Taking mental health seriously
Kiwis deserve mental health services that work. New Zealand’s mental health system won’t be fixed overnight, but we’re making changes so more people get the support they need. This includes rolling out a new frontline service that puts trained mental health workers in GP clinics, medical centres and iwi health providers, enabling people with mild or moderate needs to access support before issues reach a crisis point. In March this year alone, these services supported more than 9,500 people. We’ve started upgrading mental health and addiction facilities around the country, and building new ones to ensure they’re fit for purpose. We’re also increasing access to addiction support, boosting crisis services, and developing initiatives to prevent suicide and support the bereaved. We’re making sure children can access wellbeing support too, by expanding our Mana Ake programme around the country. We’ve invested in mental wellbeing initiatives for Rainbow young people, and lifted the cap on gender affirming surgeries, supporting the wellbeing of our trans whānau.
Ensuring Kiwis can access lifesaving medicines and treatments
We’re providing an extra $200 million to PHARMAC so more New Zealanders can access the medicines, treatments, and medical devices they need. This increase – one of the biggest budget increases PHARMAC has ever had – will help an estimated 370,000 patients a year. This is on top of the significant funding increase we announced last year. We’ve also launched an independent review into PHARMAC, so we can make a good system even better. We’re also funding more cochlear implants for adults, on track to double the number of people who can access the life-changing device over this term.

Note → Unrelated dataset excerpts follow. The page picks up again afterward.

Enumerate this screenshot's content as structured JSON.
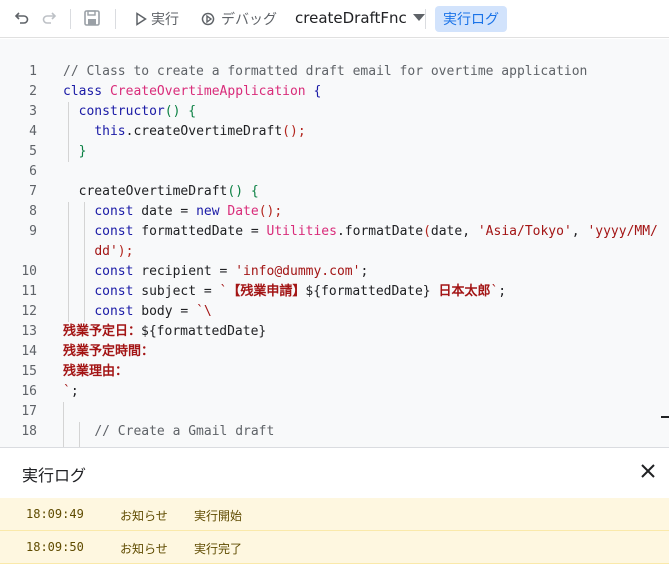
{
  "toolbar": {
    "undo_icon": "undo-icon",
    "redo_icon": "redo-icon",
    "save_icon": "save-icon",
    "run_label": "実行",
    "debug_label": "デバッグ",
    "function_name": "createDraftFnc",
    "log_toggle_label": "実行ログ"
  },
  "editor": {
    "lines": [
      {
        "n": "1",
        "tokens": [
          {
            "t": "// Class to create a formatted draft email for overtime application",
            "c": "comment"
          }
        ]
      },
      {
        "n": "2",
        "tokens": [
          {
            "t": "class ",
            "c": "kw"
          },
          {
            "t": "CreateOvertimeApplication",
            "c": "cls"
          },
          {
            "t": " {",
            "c": "kw"
          }
        ]
      },
      {
        "n": "3",
        "tokens": [
          {
            "t": "  ",
            "c": "pn"
          },
          {
            "t": "constructor",
            "c": "kw"
          },
          {
            "t": "() {",
            "c": "br"
          }
        ]
      },
      {
        "n": "4",
        "tokens": [
          {
            "t": "    ",
            "c": "pn"
          },
          {
            "t": "this",
            "c": "kw"
          },
          {
            "t": ".createOvertimeDraft",
            "c": "fn"
          },
          {
            "t": "();",
            "c": "br2"
          }
        ]
      },
      {
        "n": "5",
        "tokens": [
          {
            "t": "  }",
            "c": "br"
          }
        ]
      },
      {
        "n": "6",
        "tokens": []
      },
      {
        "n": "7",
        "tokens": [
          {
            "t": "  createOvertimeDraft",
            "c": "fn"
          },
          {
            "t": "() {",
            "c": "br"
          }
        ]
      },
      {
        "n": "8",
        "tokens": [
          {
            "t": "    ",
            "c": "pn"
          },
          {
            "t": "const",
            "c": "kw"
          },
          {
            "t": " date = ",
            "c": "pn"
          },
          {
            "t": "new",
            "c": "kw"
          },
          {
            "t": " ",
            "c": "pn"
          },
          {
            "t": "Date",
            "c": "cls"
          },
          {
            "t": "();",
            "c": "br2"
          }
        ]
      },
      {
        "n": "9",
        "tokens": [
          {
            "t": "    ",
            "c": "pn"
          },
          {
            "t": "const",
            "c": "kw"
          },
          {
            "t": " formattedDate = ",
            "c": "pn"
          },
          {
            "t": "Utilities",
            "c": "cls"
          },
          {
            "t": ".formatDate",
            "c": "fn"
          },
          {
            "t": "(",
            "c": "br2"
          },
          {
            "t": "date, ",
            "c": "pn"
          },
          {
            "t": "'Asia/Tokyo'",
            "c": "str"
          },
          {
            "t": ", ",
            "c": "pn"
          },
          {
            "t": "'yyyy/MM/",
            "c": "str"
          }
        ]
      },
      {
        "n": "",
        "tokens": [
          {
            "t": "    ",
            "c": "pn"
          },
          {
            "t": "dd'",
            "c": "str"
          },
          {
            "t": ");",
            "c": "br2"
          }
        ]
      },
      {
        "n": "10",
        "tokens": [
          {
            "t": "    ",
            "c": "pn"
          },
          {
            "t": "const",
            "c": "kw"
          },
          {
            "t": " recipient = ",
            "c": "pn"
          },
          {
            "t": "'info@dummy.com'",
            "c": "str"
          },
          {
            "t": ";",
            "c": "pn"
          }
        ]
      },
      {
        "n": "11",
        "tokens": [
          {
            "t": "    ",
            "c": "pn"
          },
          {
            "t": "const",
            "c": "kw"
          },
          {
            "t": " subject = ",
            "c": "pn"
          },
          {
            "t": "`",
            "c": "str"
          },
          {
            "t": "【残業申請】",
            "c": "jp"
          },
          {
            "t": "${formattedDate}",
            "c": "pn"
          },
          {
            "t": " ",
            "c": "pn"
          },
          {
            "t": "日本太郎",
            "c": "jp"
          },
          {
            "t": "`",
            "c": "str"
          },
          {
            "t": ";",
            "c": "pn"
          }
        ]
      },
      {
        "n": "12",
        "tokens": [
          {
            "t": "    ",
            "c": "pn"
          },
          {
            "t": "const",
            "c": "kw"
          },
          {
            "t": " body = ",
            "c": "pn"
          },
          {
            "t": "`\\",
            "c": "str"
          }
        ]
      },
      {
        "n": "13",
        "tokens": [
          {
            "t": "残業予定日：",
            "c": "jp"
          },
          {
            "t": "${formattedDate}",
            "c": "pn"
          }
        ]
      },
      {
        "n": "14",
        "tokens": [
          {
            "t": "残業予定時間：",
            "c": "jp"
          }
        ]
      },
      {
        "n": "15",
        "tokens": [
          {
            "t": "残業理由：",
            "c": "jp"
          }
        ]
      },
      {
        "n": "16",
        "tokens": [
          {
            "t": "`",
            "c": "str"
          },
          {
            "t": ";",
            "c": "pn"
          }
        ]
      },
      {
        "n": "17",
        "tokens": []
      },
      {
        "n": "18",
        "tokens": [
          {
            "t": "    ",
            "c": "pn"
          },
          {
            "t": "// Create a Gmail draft",
            "c": "comment"
          }
        ]
      }
    ]
  },
  "log": {
    "title": "実行ログ",
    "close_icon": "close-icon",
    "entries": [
      {
        "time": "18:09:49",
        "level": "お知らせ",
        "message": "実行開始"
      },
      {
        "time": "18:09:50",
        "level": "お知らせ",
        "message": "実行完了"
      }
    ]
  }
}
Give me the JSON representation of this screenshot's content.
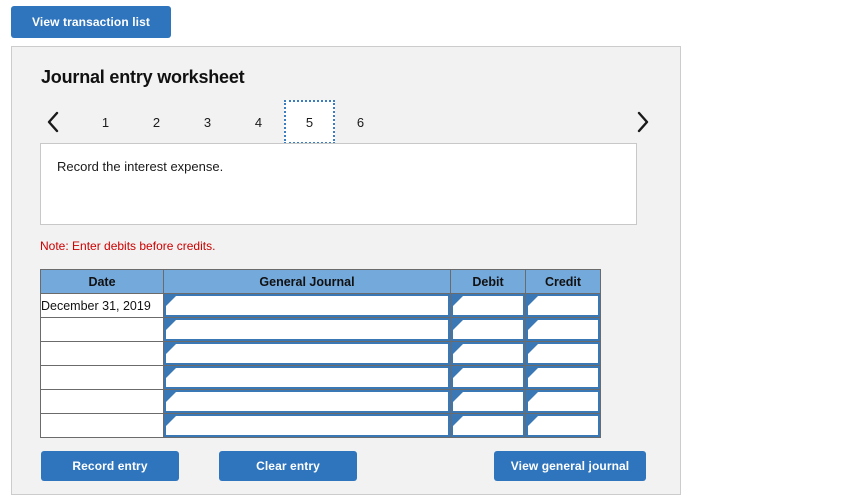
{
  "top": {
    "view_transaction_list_label": "View transaction list"
  },
  "panel": {
    "title": "Journal entry worksheet",
    "pager": {
      "prev_icon": "chevron-left-icon",
      "next_icon": "chevron-right-icon",
      "tabs": [
        {
          "label": "1",
          "selected": false
        },
        {
          "label": "2",
          "selected": false
        },
        {
          "label": "3",
          "selected": false
        },
        {
          "label": "4",
          "selected": false
        },
        {
          "label": "5",
          "selected": true
        },
        {
          "label": "6",
          "selected": false
        }
      ],
      "selected_tab": "5"
    },
    "instruction": "Record the interest expense.",
    "note": "Note: Enter debits before credits.",
    "table": {
      "columns": [
        "Date",
        "General Journal",
        "Debit",
        "Credit"
      ],
      "rows": [
        {
          "date": "December 31, 2019",
          "general_journal": "",
          "debit": "",
          "credit": ""
        },
        {
          "date": "",
          "general_journal": "",
          "debit": "",
          "credit": ""
        },
        {
          "date": "",
          "general_journal": "",
          "debit": "",
          "credit": ""
        },
        {
          "date": "",
          "general_journal": "",
          "debit": "",
          "credit": ""
        },
        {
          "date": "",
          "general_journal": "",
          "debit": "",
          "credit": ""
        },
        {
          "date": "",
          "general_journal": "",
          "debit": "",
          "credit": ""
        }
      ]
    },
    "actions": {
      "record_entry_label": "Record entry",
      "clear_entry_label": "Clear entry",
      "view_general_journal_label": "View general journal"
    }
  },
  "colors": {
    "button_blue": "#2f75bd",
    "header_blue": "#74a9dc",
    "note_red": "#cc0000",
    "panel_gray": "#f2f2f2",
    "input_border_blue": "#3a78b5",
    "tab_selected_border": "#3a7ebf"
  }
}
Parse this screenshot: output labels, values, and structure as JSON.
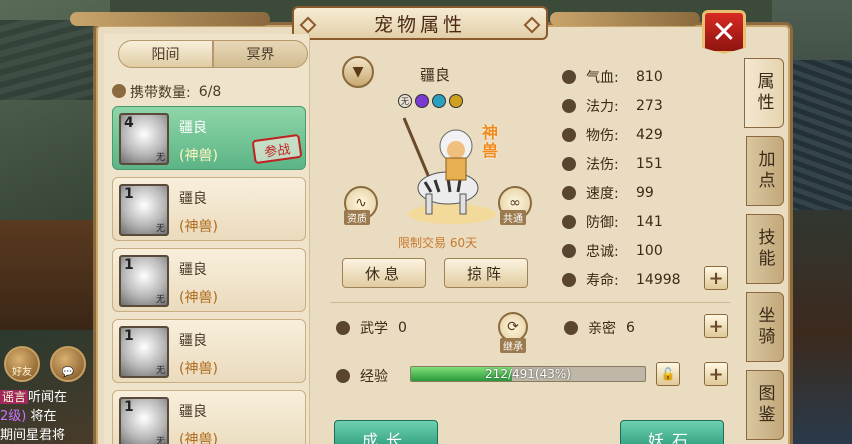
{
  "window": {
    "title": "宠物属性"
  },
  "realm_tabs": [
    {
      "label": "阳间"
    },
    {
      "label": "冥界"
    }
  ],
  "carry": {
    "label": "携带数量:",
    "value": "6/8"
  },
  "pets": [
    {
      "level": "4",
      "sub": "无",
      "name": "疆良",
      "type": "(神兽)",
      "selected": true,
      "badge": "参战"
    },
    {
      "level": "1",
      "sub": "无",
      "name": "疆良",
      "type": "(神兽)"
    },
    {
      "level": "1",
      "sub": "无",
      "name": "疆良",
      "type": "(神兽)"
    },
    {
      "level": "1",
      "sub": "无",
      "name": "疆良",
      "type": "(神兽)"
    },
    {
      "level": "1",
      "sub": "无",
      "name": "疆良",
      "type": "(神兽)"
    }
  ],
  "detail": {
    "name": "疆良",
    "element_badge": "无",
    "divine_label": "神兽",
    "left_btn_label": "资质",
    "right_btn_label": "共通",
    "restriction": "限制交易 60天",
    "rest_btn": "休息",
    "battle_btn": "掠阵",
    "inherit_label": "继承"
  },
  "stats": [
    {
      "icon": "heart-icon",
      "label": "气血:",
      "value": "810"
    },
    {
      "icon": "mana-drop-icon",
      "label": "法力:",
      "value": "273"
    },
    {
      "icon": "sword-icon",
      "label": "物伤:",
      "value": "429"
    },
    {
      "icon": "flame-icon",
      "label": "法伤:",
      "value": "151"
    },
    {
      "icon": "lightning-icon",
      "label": "速度:",
      "value": "99"
    },
    {
      "icon": "shield-icon",
      "label": "防御:",
      "value": "141"
    },
    {
      "icon": "handshake-icon",
      "label": "忠诚:",
      "value": "100"
    },
    {
      "icon": "hourglass-icon",
      "label": "寿命:",
      "value": "14998"
    }
  ],
  "wuxue": {
    "label": "武学",
    "value": "0"
  },
  "intimacy": {
    "label": "亲密",
    "value": "6"
  },
  "exp": {
    "label": "经验",
    "text": "212/491(43%)",
    "progress": 0.43
  },
  "bottom_buttons": {
    "grow": "成长",
    "demon_stone": "妖石"
  },
  "side_tabs": [
    {
      "label": "属性"
    },
    {
      "label": "加点"
    },
    {
      "label": "技能"
    },
    {
      "label": "坐骑"
    },
    {
      "label": "图鉴"
    }
  ],
  "chat": {
    "friend_label": "好友",
    "line1_tag": "谣言",
    "line1": "听闻在",
    "line2_a": "2级)",
    "line2_b": "将在",
    "line3": "期间星君将"
  },
  "colors": {
    "accent_green": "#5cb486",
    "close_red": "#c8201a",
    "panel_bg": "#e9dcc0"
  }
}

Giving babies a better start
We’re improving care for mums and newborns to ensure whānau are better supported at this critical stage. We delivered the largest ever funding boost for primary maternity services, to improve support for community midwives, women, and babies. We’re working to grow the Māori and Pāsifika midwifery workforce to tackle underrepresentation, and our Best Start Kōwae suite of pregnancy assessment tools focuses on equitable access to healthcare for māma and pēpi Māori. We’ve also expanded the Pregnancy and Parenting Programme to help more women access alcohol and drug support.
We're committed to:
- Making mental health support available to all primary and intermediate school age students in the country, and continued roll out of nurses in secondary schools
- Additional $200m to reduce waiting lists
- Significant funding boost for PHARMAC to ensure more medicines can be funded for more New Zealanders
- Doubling the number of cochlear implants
- Dental health grants of up to $1000 for those on low incomes and 20 additional mobile dental clinics
You can read more here.
Labour is already rolling out our plan to protect the health of New Zealanders while investing to build up the capacity of our health services after years of underfunding. That’s why we are:
- Making record investment in our hospitals and health services including the biggest ever funding increase for DHBs, to ensure all New Zealanders can access quality care
- Boosting funding for PHARMAC to make sure New Zealanders continue to get the medicines they need despite global pressure on supply chains
- Increasing funding for planned care to deliver more than 150,000 additional surgeries, procedures, scans and appointments to help clear the COVID-19 backlog.